In combinatorial mathematics, the Lubell–Yamamoto–Meshalkin inequality, more commonly known as the LYM inequality, is an inequality on the sizes of sets in a Sperner family, proved by Bollobás (1965), Lubell (1966), Meshalkin (1963), and Yamamoto (1954). It is named for the initials of three of its discoverers. To include the initials of all four discoverers, it is sometimes referred to as the YBLM inequality.

This inequality belongs to the field of combinatorics of sets, and has many applications in combinatorics. In particular, it can be used to prove Sperner's theorem. Its name is also used for similar inequalities.
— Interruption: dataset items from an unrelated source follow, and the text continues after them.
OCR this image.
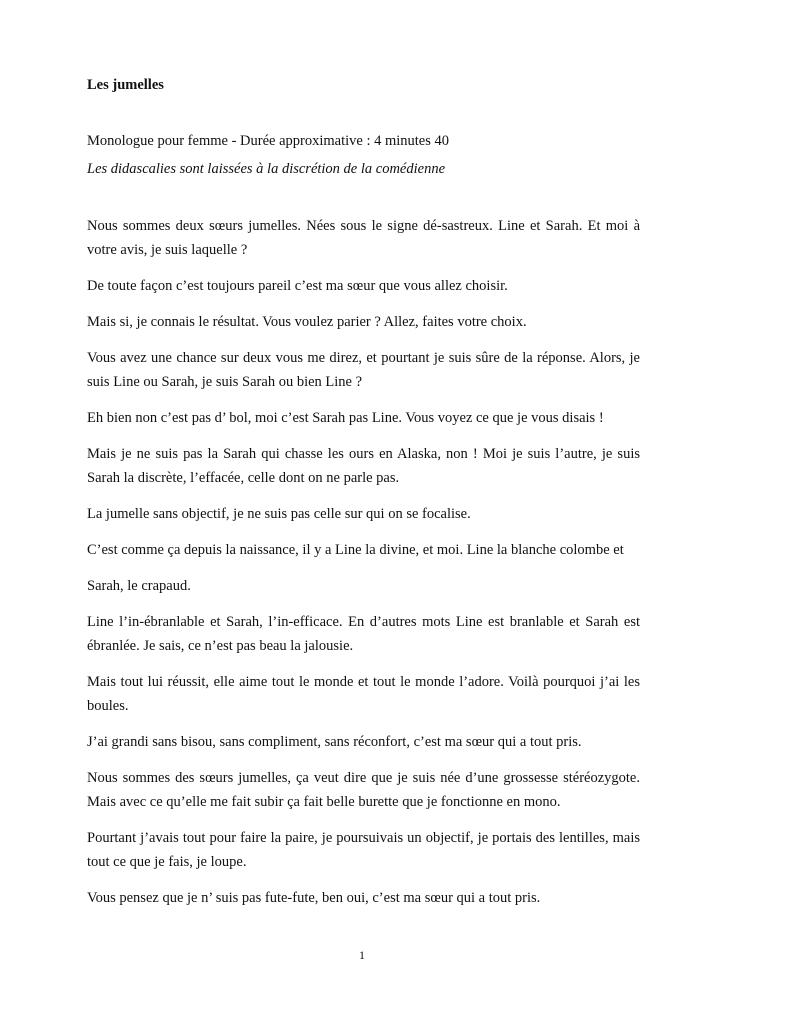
Les jumelles

Monologue pour femme - Durée approximative : 4 minutes 40

Les didascalies sont laissées à la discrétion de la comédienne

Nous sommes deux sœurs jumelles. Nées sous le signe dé-sastreux. Line et Sarah. Et moi à votre avis, je suis laquelle ?

De toute façon c’est toujours pareil c’est ma sœur que vous allez choisir.

Mais si, je connais le résultat. Vous voulez parier ? Allez, faites votre choix.

Vous avez une chance sur deux vous me direz, et pourtant je suis sûre de la réponse. Alors, je suis Line ou Sarah, je suis Sarah ou bien Line ?

Eh bien non c’est pas d’ bol, moi c’est Sarah pas Line. Vous voyez ce que je vous disais !

Mais je ne suis pas la Sarah qui chasse les ours en Alaska, non ! Moi je suis l’autre, je suis Sarah la discrète, l’effacée, celle dont on ne parle pas.

La jumelle sans objectif, je ne suis pas celle sur qui on se focalise.

C’est comme ça depuis la naissance, il y a Line la divine, et moi. Line la blanche colombe et

Sarah, le crapaud.

Line l’in-ébranlable et Sarah, l’in-efficace. En d’autres mots Line est branlable et Sarah est ébranlée. Je sais, ce n’est pas beau la jalousie.

Mais tout lui réussit, elle aime tout le monde et tout le monde l’adore. Voilà pourquoi j’ai les boules.

J’ai grandi sans bisou, sans compliment, sans réconfort, c’est ma sœur qui a tout pris.

Nous sommes des sœurs jumelles, ça veut dire que je suis née d’une grossesse stéréozygote. Mais avec ce qu’elle me fait subir ça fait belle burette que je fonctionne en mono.

Pourtant j’avais tout pour faire la paire, je poursuivais un objectif, je portais des lentilles, mais tout ce que je fais, je loupe.

Vous pensez que je n’ suis pas fute-fute, ben oui, c’est ma sœur qui a tout pris.

1
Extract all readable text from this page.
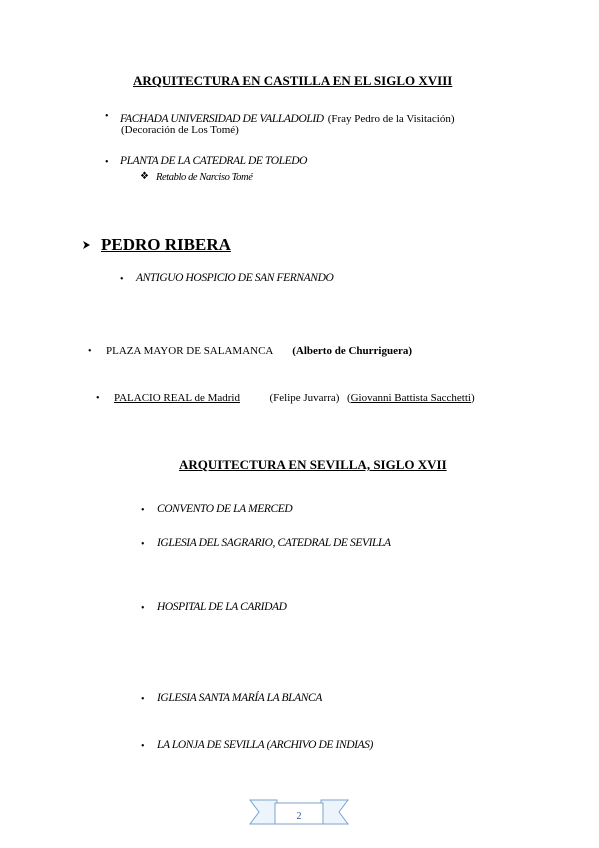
ARQUITECTURA EN CASTILLA EN EL SIGLO XVIII
• FACHADA UNIVERSIDAD DE VALLADOLID (Fray Pedro de la Visitación)
(Decoración de Los Tomé)
• PLANTA DE LA CATEDRAL DE TOLEDO
❖ Retablo de Narciso Tomé
PEDRO RIBERA
• ANTIGUO HOSPICIO DE SAN FERNANDO
• PLAZA MAYOR DE SALAMANCA (Alberto de Churriguera)
• PALACIO REAL de Madrid	(Felipe Juvarra) (Giovanni Battista Sacchetti)
ARQUITECTURA EN SEVILLA, SIGLO XVII
• CONVENTO DE LA MERCED
• IGLESIA DEL SAGRARIO, CATEDRAL DE SEVILLA
• HOSPITAL DE LA CARIDAD
• IGLESIA SANTA MARÍA LA BLANCA
• LA LONJA DE SEVILLA (ARCHIVO DE INDIAS)
2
Statement of the theorem[edit]

Let U be an n-element set, let A be a family of subsets of U such that no set in A is a subset of another set in A, and let a_k denote the number of sets of size k in A. Then

${\displaystyle \sum _{k=0}^{n}{\frac {a_{k}}{n \choose k}}\leq 1.}$

Lubell's proof[edit]

Lubell (1966) proves the Lubell–Yamamoto–Meshalkin inequality by a double counting argument in which he counts the permutations of U in two different ways. First, by counting all permutations of U identified with {1, …, n } directly, one finds that there are n! of them. But secondly, one can generate a permutation (i.e., an order) of the elements of U by selecting a set S in A and choosing a map that sends {1, … , |S | } to S. If |S | = k, the set S is associated in this way with k!(n − k)! permutations, and in each of them the image of the first k elements of U is exactly S. Each permutation may only be associated with a single set in A, for if two prefixes of a permutation both formed sets in A then one would be a subset of the other. Therefore, the number of permutations that can be generated by this procedure is

${\displaystyle \sum _{S\in A}|S|!(n-|S|)!=\sum _{k=0}^{n}a_{k}k!(n-k)!.}$

Since this number is at most the total number of all permutations,

${\displaystyle \sum _{k=0}^{n}a_{k}k!(n-k)!\leq n!.}$

Finally dividing the above inequality by n! leads to the result.

References[edit]

• Bollobás, B. (1965), "On generalized graphs", Acta Mathematica Academiae Scientiarum Hungaricae, 16 (3–4): 447–452, doi:10.1007/BF01904851, MR 0183653, S2CID 122892253.

• Lubell, D. (1966), "A short proof of Sperner's lemma", Journal of Combinatorial Theory, 1 (2): 299, doi:10.1016/S0021-9800(66)80035-2, MR 0194348.

• Meshalkin, L. D. (1963), "Generalization of Sperner's theorem on the number of subsets of a finite set", Theory of Probability and Its Applications, 8 (2): 203–204, doi:10.1137/1108023, MR 0150049.

• Yamamoto, Koichi (1954), "Logarithmic order of free distributive lattice", Journal of the Mathematical Society of Japan, 6 (3–4): 343–353, doi:10.2969/jmsj/00630343, MR 0067086.